La réussite est une donnée primordiale pour comprendre le succès de ces écoles. « Le baccalauréat reste un rite de passage », explique le docteur Isabelle Sabbah-Lim, cheffe de service de pédopsychiatrie à l’hôpital Sainte-Anne, (75) et l’obtenir est une nécessité. « L’échec scolaire est très particulier en France : tous les grands inventeurs se sont plantés avant de réussir, pourtant ici l’échec n’est pas valorisé mais vécu comme une incompétence », ajoute-t-elle. Face à la dramatisation de l’échec depuis le plus jeune âge, les enfants doivent tout faire pour éviter de s’y confronter. « On confond beaucoup les résultats et les capacités en France », poursuit la professionnelle de santé.
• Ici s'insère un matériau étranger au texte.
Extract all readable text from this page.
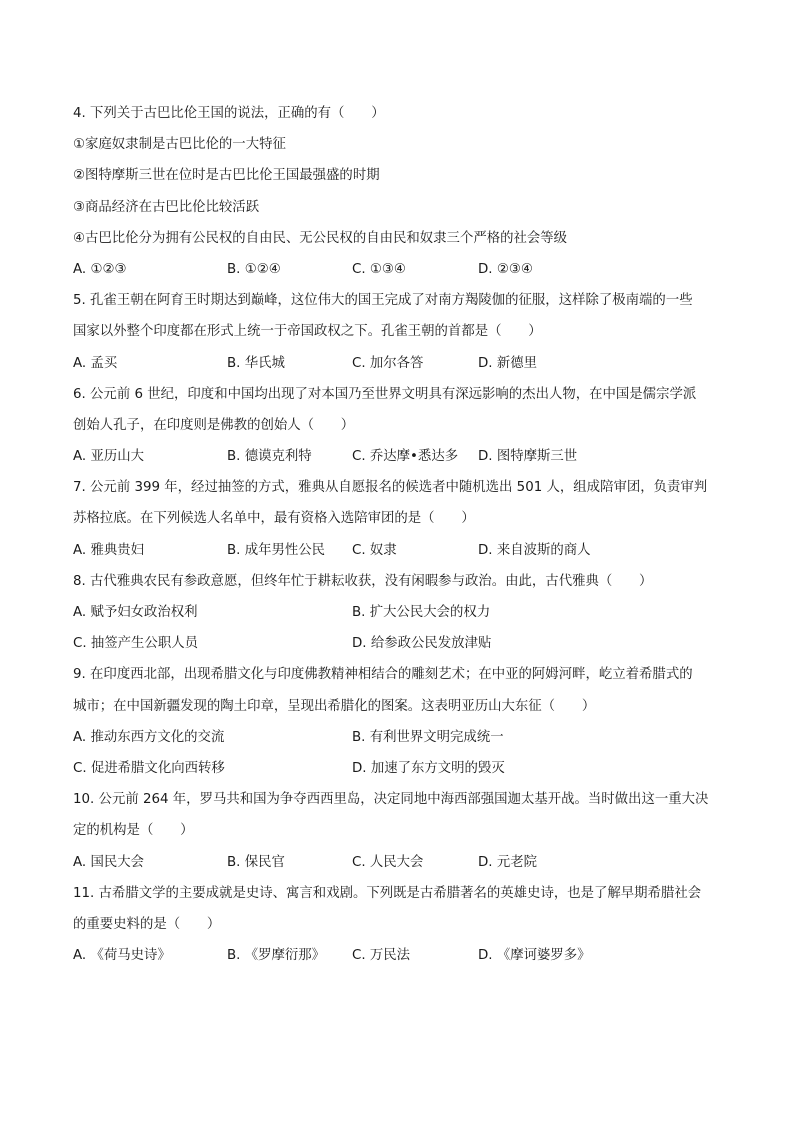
4. 下列关于古巴比伦王国的说法，正确的有（　　）
①家庭奴隶制是古巴比伦的一大特征
②图特摩斯三世在位时是古巴比伦王国最强盛的时期
③商品经济在古巴比伦比较活跃
④古巴比伦分为拥有公民权的自由民、无公民权的自由民和奴隶三个严格的社会等级
A. ①②③	B. ①②④	C. ①③④	D. ②③④
5. 孔雀王朝在阿育王时期达到巅峰，这位伟大的国王完成了对南方羯陵伽的征服，这样除了极南端的一些
国家以外整个印度都在形式上统一于帝国政权之下。孔雀王朝的首都是（　　）
A. 孟买	B. 华氏城	C. 加尔各答	D. 新德里
6. 公元前 6 世纪，印度和中国均出现了对本国乃至世界文明具有深远影响的杰出人物，在中国是儒宗学派
创始人孔子，在印度则是佛教的创始人（　　）
A. 亚历山大	B. 德谟克利特	C. 乔达摩•悉达多 D. 图特摩斯三世
7. 公元前 399 年，经过抽签的方式，雅典从自愿报名的候选者中随机选出 501 人，组成陪审团，负责审判
苏格拉底。在下列候选人名单中，最有资格入选陪审团的是（　　）
A. 雅典贵妇	B. 成年男性公民 C. 奴隶	D. 来自波斯的商人
8. 古代雅典农民有参政意愿，但终年忙于耕耘收获，没有闲暇参与政治。由此，古代雅典（　　）
A. 赋予妇女政治权利	B. 扩大公民大会的权力
C. 抽签产生公职人员	D. 给参政公民发放津贴
9. 在印度西北部，出现希腊文化与印度佛教精神相结合的雕刻艺术；在中亚的阿姆河畔，屹立着希腊式的
城市；在中国新疆发现的陶土印章，呈现出希腊化的图案。这表明亚历山大东征（　　）
A. 推动东西方文化的交流	B. 有利世界文明完成统一
C. 促进希腊文化向西转移	D. 加速了东方文明的毁灭
10. 公元前 264 年，罗马共和国为争夺西西里岛，决定同地中海西部强国迦太基开战。当时做出这一重大决
定的机构是（　　）
A. 国民大会	B. 保民官	C. 人民大会	D. 元老院
11. 古希腊文学的主要成就是史诗、寓言和戏剧。下列既是古希腊著名的英雄史诗，也是了解早期希腊社会
的重要史料的是（　　）
A. 《荷马史诗》	B. 《罗摩衍那》 C. 万民法	D. 《摩诃婆罗多》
Pour les élèves décrocheurs du public ou du privé sous contrat, l’une des seules solutions pour décrocher le diplôme tout en étant encadré est le hors contrat.

Pour Grégoire Dirrig, directeur académique de l’Institut du Marais- Charlemagne- Pollès, le hors contrat est avant tout « un complément de l’école public pour les élèves hors système ».  Créé en 1966, son institut est l’un des plus anciens hors contrat de France. Le lycée accueille 150 élèves, répartis en 9 classes. «  Que ce soit des élèves dyslexiques ou en situation de déscolarisation, on arrive à les récupérer grâce à de petits effectifs et un corps enseignant dédié », témoigne Grégoire Dirrig.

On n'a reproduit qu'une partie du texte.